Medical Students Meet Hospice Upwards Close
Thursday, October 11, 2018
Photo past times Gabe Souza, Portland Press Herald |
McVan as well as Farrell are amidst iv students inward UNE’s College of Osteopathic Medicine inward Biddeford who, at their ain request, spent recent weekends living as well as working at the dwelling identify for terminally sick patients. The airplane pilot Hospice Immersion Project provided unique exposure to end-of-life aid inward a acre whose medical schools are giving brusque shrift or largely ignoring a growing need for preparation inward long-term, palliative as well as hospice care. It besides was an intense introduction to the realities of dying as well as decease for students on the cusp of becoming physicians.
Admitted inward pairs, the second-year med students spent 2 days learning from hospice staff as well as helping to aid for patients as well as their families. They stayed inward suites where people had died as well as their loved ones mourned. They followed nurses as well as physicians on their rounds as well as journaled near what they saw as well as heard. They got to know patients as well as their families as well as learned what it takes to aid for people inward their concluding hours.

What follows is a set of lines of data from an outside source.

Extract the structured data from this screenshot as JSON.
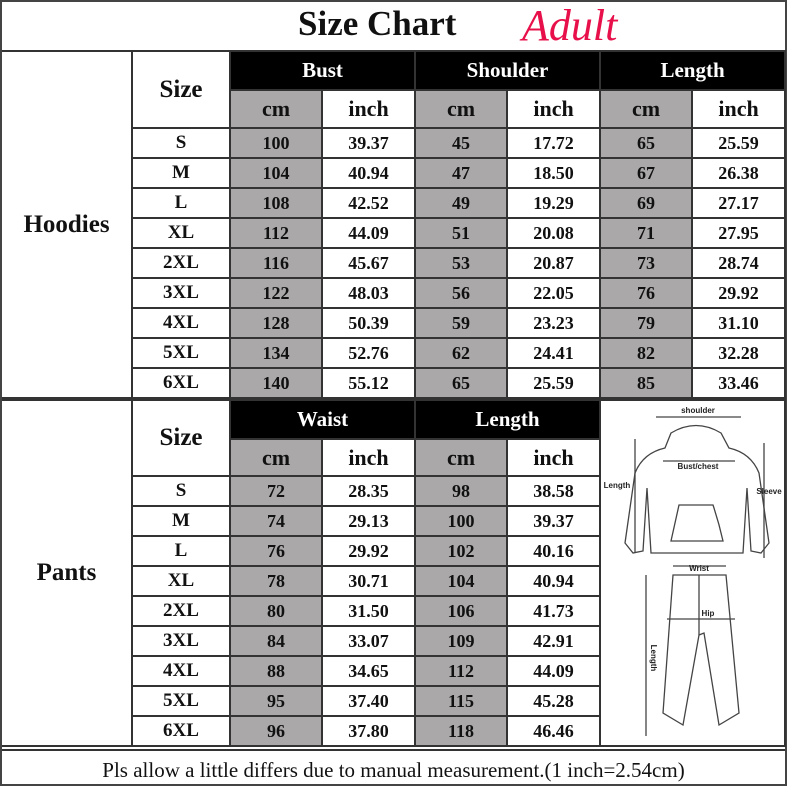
{
  "title": {
    "main": "Size Chart",
    "accent": "Adult",
    "accent_color": "#e8104a"
  },
  "colors": {
    "header_bg": "#000000",
    "cm_column_bg": "#aaa8a8"
  },
  "hoodies": {
    "label": "Hoodies",
    "size_header": "Size",
    "groups": [
      "Bust",
      "Shoulder",
      "Length"
    ],
    "units": [
      "cm",
      "inch",
      "cm",
      "inch",
      "cm",
      "inch"
    ],
    "rows": [
      {
        "size": "S",
        "values": [
          "100",
          "39.37",
          "45",
          "17.72",
          "65",
          "25.59"
        ]
      },
      {
        "size": "M",
        "values": [
          "104",
          "40.94",
          "47",
          "18.50",
          "67",
          "26.38"
        ]
      },
      {
        "size": "L",
        "values": [
          "108",
          "42.52",
          "49",
          "19.29",
          "69",
          "27.17"
        ]
      },
      {
        "size": "XL",
        "values": [
          "112",
          "44.09",
          "51",
          "20.08",
          "71",
          "27.95"
        ]
      },
      {
        "size": "2XL",
        "values": [
          "116",
          "45.67",
          "53",
          "20.87",
          "73",
          "28.74"
        ]
      },
      {
        "size": "3XL",
        "values": [
          "122",
          "48.03",
          "56",
          "22.05",
          "76",
          "29.92"
        ]
      },
      {
        "size": "4XL",
        "values": [
          "128",
          "50.39",
          "59",
          "23.23",
          "79",
          "31.10"
        ]
      },
      {
        "size": "5XL",
        "values": [
          "134",
          "52.76",
          "62",
          "24.41",
          "82",
          "32.28"
        ]
      },
      {
        "size": "6XL",
        "values": [
          "140",
          "55.12",
          "65",
          "25.59",
          "85",
          "33.46"
        ]
      }
    ]
  },
  "pants": {
    "label": "Pants",
    "size_header": "Size",
    "groups": [
      "Waist",
      "Length"
    ],
    "units": [
      "cm",
      "inch",
      "cm",
      "inch"
    ],
    "rows": [
      {
        "size": "S",
        "values": [
          "72",
          "28.35",
          "98",
          "38.58"
        ]
      },
      {
        "size": "M",
        "values": [
          "74",
          "29.13",
          "100",
          "39.37"
        ]
      },
      {
        "size": "L",
        "values": [
          "76",
          "29.92",
          "102",
          "40.16"
        ]
      },
      {
        "size": "XL",
        "values": [
          "78",
          "30.71",
          "104",
          "40.94"
        ]
      },
      {
        "size": "2XL",
        "values": [
          "80",
          "31.50",
          "106",
          "41.73"
        ]
      },
      {
        "size": "3XL",
        "values": [
          "84",
          "33.07",
          "109",
          "42.91"
        ]
      },
      {
        "size": "4XL",
        "values": [
          "88",
          "34.65",
          "112",
          "44.09"
        ]
      },
      {
        "size": "5XL",
        "values": [
          "95",
          "37.40",
          "115",
          "45.28"
        ]
      },
      {
        "size": "6XL",
        "values": [
          "96",
          "37.80",
          "118",
          "46.46"
        ]
      }
    ]
  },
  "diagram": {
    "hoodie_labels": {
      "shoulder": "shoulder",
      "bust": "Bust/chest",
      "length": "Length",
      "sleeve": "Sleeve"
    },
    "pants_labels": {
      "waist": "Wrist",
      "hip": "Hip",
      "length": "Length"
    }
  },
  "footer": "Pls allow a little differs due to manual measurement.(1 inch=2.54cm)"
}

There were merely about surprises:
“I was surprised how uplifting it was,” Gaul said. “Of class it was sad, witnessing the loss of each patient, but it besides was a celebration of each patient’s life. The communication as well as the unloose energy that each nurse as well as medico brought to each patient was amazing. It was beautiful to see.”

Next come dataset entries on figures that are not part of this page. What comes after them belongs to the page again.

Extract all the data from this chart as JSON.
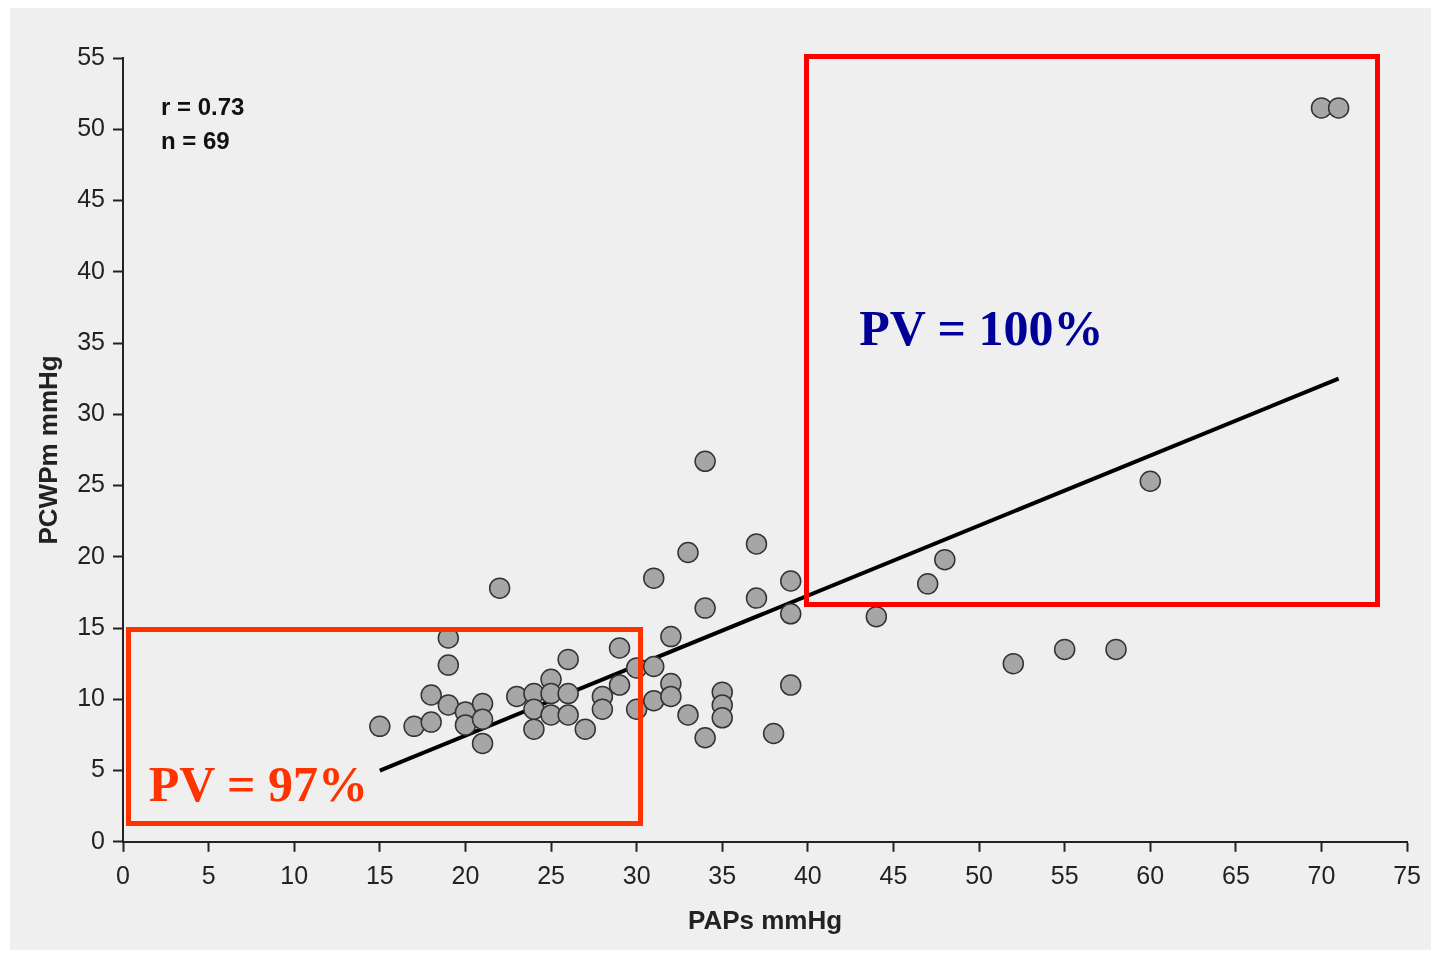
{
  "chart_data": {
    "type": "scatter",
    "xlabel": "PAPs mmHg",
    "ylabel": "PCWPm mmHg",
    "xlim": [
      0,
      75
    ],
    "xticks": [
      0,
      5,
      10,
      15,
      20,
      25,
      30,
      35,
      40,
      45,
      50,
      55,
      60,
      65,
      70,
      75
    ],
    "ylim": [
      0,
      55
    ],
    "yticks": [
      0,
      5,
      10,
      15,
      20,
      25,
      30,
      35,
      40,
      45,
      50,
      55
    ],
    "grid": false,
    "legend": false,
    "marker": "circle",
    "annotations": [
      "r = 0.73",
      "n = 69",
      "PV = 97%",
      "PV = 100%"
    ],
    "series": [
      {
        "color": "#a6a6a6",
        "x": [
          15,
          17,
          18,
          18,
          19,
          19,
          19,
          20,
          20,
          21,
          21,
          21,
          22,
          23,
          24,
          24,
          24,
          25,
          25,
          25,
          26,
          26,
          26,
          27,
          28,
          28,
          29,
          29,
          30,
          30,
          31,
          31,
          31,
          32,
          32,
          32,
          33,
          33,
          34,
          34,
          34,
          35,
          35,
          35,
          37,
          37,
          38,
          39,
          39,
          39,
          44,
          47,
          48,
          52,
          55,
          58,
          60,
          70,
          71
        ],
        "values": [
          8.1,
          8.1,
          8.4,
          10.3,
          14.3,
          12.4,
          9.6,
          9.1,
          8.2,
          9.7,
          6.9,
          8.6,
          17.8,
          10.2,
          10.4,
          7.9,
          9.3,
          11.4,
          8.9,
          10.4,
          12.8,
          10.4,
          8.9,
          7.9,
          10.2,
          9.3,
          13.6,
          11,
          9.3,
          12.2,
          18.5,
          12.3,
          9.9,
          14.4,
          11.1,
          10.2,
          20.3,
          8.9,
          26.7,
          16.4,
          7.3,
          10.5,
          9.6,
          8.7,
          20.9,
          17.1,
          7.6,
          18.3,
          16,
          11,
          15.8,
          18.1,
          19.8,
          12.5,
          13.5,
          13.5,
          25.3,
          51.5,
          51.5
        ]
      },
      {
        "type": "line",
        "color": "#000000",
        "marker": "none",
        "x": [
          15,
          71
        ],
        "values": [
          5,
          32.5
        ]
      }
    ]
  }
}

The students as well as thence reported dorsum on their experiences to their classmates:
Farrell urged her classmates to last compassionate but honest amongst their patients when dealing amongst issues related to decease as well as dying. And to covert as well as promote hospice aid every bit a agency of experiencing decease every bit a natural locomote of life.
“We don’t get got a selection inward this,” Farrell said. “We get got to get got these conversations. We every bit physicians can’t act out of fear.”